In 2007, Zuliani et al. reported a 65-year-old woman with Homer-3 antibodies presenting with subacute cerebellar ataxia. Although the patient received steroids, the cerebellar syndrome had not improved by the last follow-up (2). Guan et al. screened the serum and CSF samples of 750 patients with ‘idiopathic' cerebellar ataxia, and Homer-3 antibodies were detected in 6 patients. Interestingly, 2 patients had RBD, a hot cross bun sign, and dysautonomia, which may be considered diagnostic markers for multiple system atrophy of the cerebellar type (MSA-C) (3). Given that there is no effective treatment for MSA-C, immune-mediated cerebellar syndrome can be improved by immunotherapy (3). Homer-3 antibodies are even more rarer, and screening for antibodies in every patient with acute, subacute and insidious cerebellar syndrome is unrealistic.
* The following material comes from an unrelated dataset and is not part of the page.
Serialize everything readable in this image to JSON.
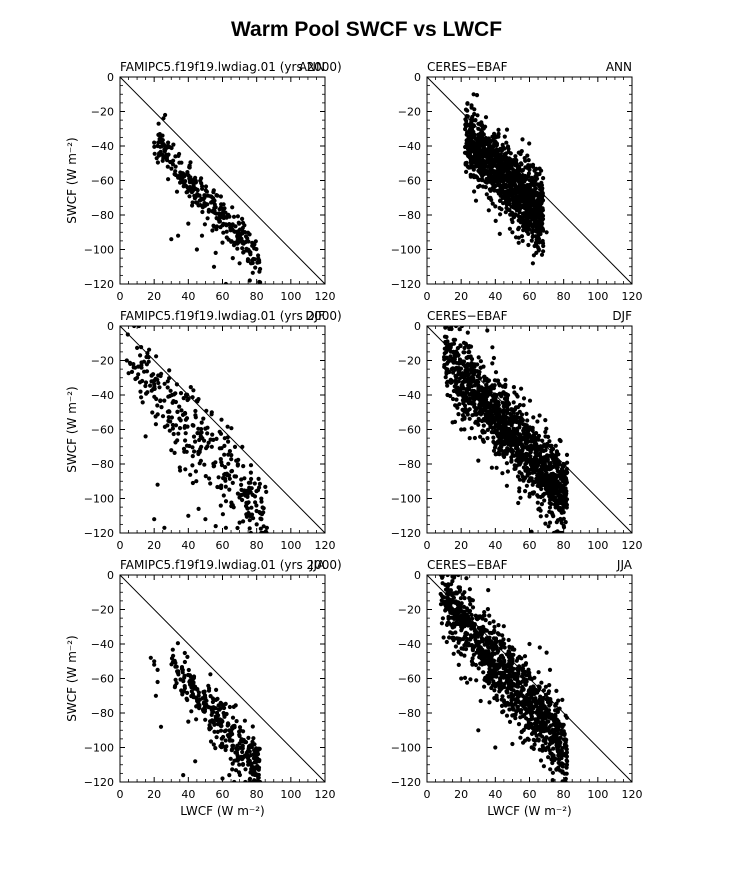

An interesting symptom, “head socking uncontrollably from side to side (Supplementary Video 1 and Figure 1A),” was observed in this patient with Homer-3 antibodies, which might be a characteristic of cerebellar syndrome with Homer-3 antibodies, and was not reported in the previous studies (1–3). Seasonable immunotherapy can contribute to the improvement of cerebellar syndrome, and delayed treatment might lead to unfavorable outcomes in patients with cerebellar ataxia (3). Figure 1A was depicted by a female patient with anti-N-methyl-d-aspartate receptor encephalitis in our hospital (9). Immunotherapeutic treatment was not delayed, and the patient had no residual problems (9).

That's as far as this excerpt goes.